DFT calculates the molecular ESP and molecular orbital of the basic unit of PIB.

	ESP	HOMO	LUMO
PIB

Given the restricted charge transmission ability of the polymer, posterior to the doping of SnO2 NPs in the active tier, SnO2 NPs act as electron-trapping centers and are applied to the polymeric active membrane to reinforce charge injection and trapping. As presented by Figure 8b, due to the low work function of SnO2 NPs, the Al electric pole and SnO2 NPs form an ohm connection at the HOMO level of the polymer. The electron injection of the Al electric pole to the SnO2 NPs is better in contrast to the hole injection of ITO. When the voltage reaches a certain value, hole injection occurs, and the injected carriers are captured by SnO2 NPs on the surface of the composite film, and a space charge layer is formed.
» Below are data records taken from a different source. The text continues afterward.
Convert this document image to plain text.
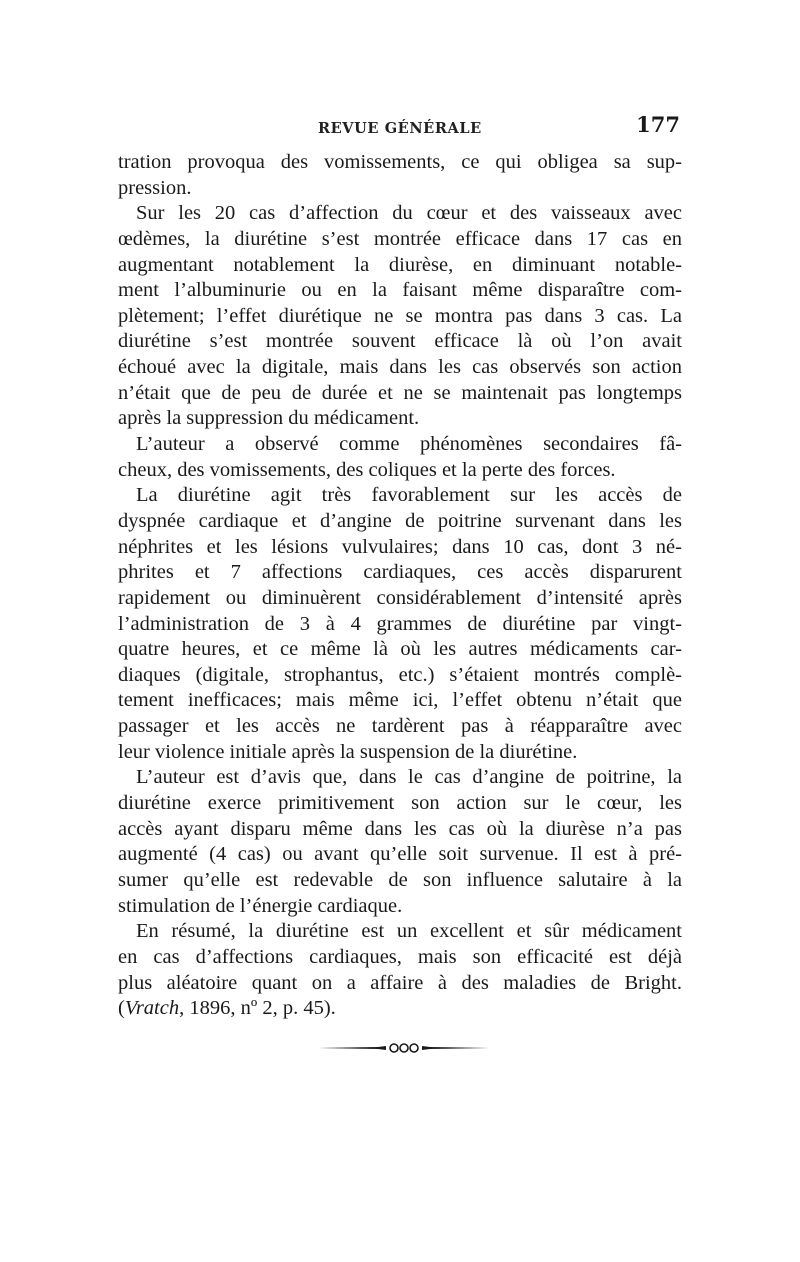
REVUE GÉNÉRALE	177
tration provoqua des vomissements, ce qui obligea sa sup-
pression.
Sur les 20 cas d’affection du cœur et des vaisseaux avec
œdèmes, la diurétine s’est montrée efficace dans 17 cas en
augmentant notablement la diurèse, en diminuant notable-
ment l’albuminurie ou en la faisant même disparaître com-
plètement; l’effet diurétique ne se montra pas dans 3 cas. La
diurétine s’est montrée souvent efficace là où l’on avait
échoué avec la digitale, mais dans les cas observés son action
n’était que de peu de durée et ne se maintenait pas longtemps
après la suppression du médicament.
L’auteur a observé comme phénomènes secondaires fâ-
cheux, des vomissements, des coliques et la perte des forces.
La diurétine agit très favorablement sur les accès de
dyspnée cardiaque et d’angine de poitrine survenant dans les
néphrites et les lésions vulvulaires; dans 10 cas, dont 3 né-
phrites et 7 affections cardiaques, ces accès disparurent
rapidement ou diminuèrent considérablement d’intensité après
l’administration de 3 à 4 grammes de diurétine par vingt-
quatre heures, et ce même là où les autres médicaments car-
diaques (digitale, strophantus, etc.) s’étaient montrés complè-
tement inefficaces; mais même ici, l’effet obtenu n’était que
passager et les accès ne tardèrent pas à réapparaître avec
leur violence initiale après la suspension de la diurétine.
L’auteur est d’avis que, dans le cas d’angine de poitrine, la
diurétine exerce primitivement son action sur le cœur, les
accès ayant disparu même dans les cas où la diurèse n’a pas
augmenté (4 cas) ou avant qu’elle soit survenue. Il est à pré-
sumer qu’elle est redevable de son influence salutaire à la
stimulation de l’énergie cardiaque.
En résumé, la diurétine est un excellent et sûr médicament
en cas d’affections cardiaques, mais son efficacité est déjà
plus aléatoire quant on a affaire à des maladies de Bright.
(Vratch, 1896, nº 2, p. 45).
When the liminal value is attained, the carriers overcome the energy barrier and inject into the polymer LUMO energy level along the SnO2 NPs. This causes an abrupt current elevation. The content of SnO2 NPs in the device will affect the valid distance of neighboring SnO2 NPs, promote the trapping behavior of carriers, and make the equipment exhibit different conduction behaviors. Therefore, the ITO/PIB: SnO2 NPs/Al device exhibits similar electrical bistable nonvolatile random storage behavior at different SnO2 NPs composite concentrations.

4. Conclusions

In summary, this study uses spin-coating technology to prepare electrical bistable devices from PIB: SnO2 NPs composites. The influence of SnO2 NPs concentration on device performance was studied, and different flash-type nonvolatile ternary electrical storage devices were obtained. Compared with ITO/PIB/Al, ITO/PIB: SnO2 NPs/Al increases the switching current ratio (from 1:100.7:103 to 1:101.5:104.5) and reduces the threshold voltage (from −1.01 V to −0.4 V), and ensures a low misreading ratio and rapid response. Moreover, the current of the ITO/PIB: SnO2 NPs/Al device has no obvious degradation within 3 h. Under the read pulse of −1 V, the current of the device has no obvious attenuation for up to 103 cycles. Therefore, the low liminal value of voltage, high switching current ratio, and splendid steadiness make the PIB: SnO2 NPs composite display underlying application full of potential to serve as a dominant form of novel electrical storage equipment.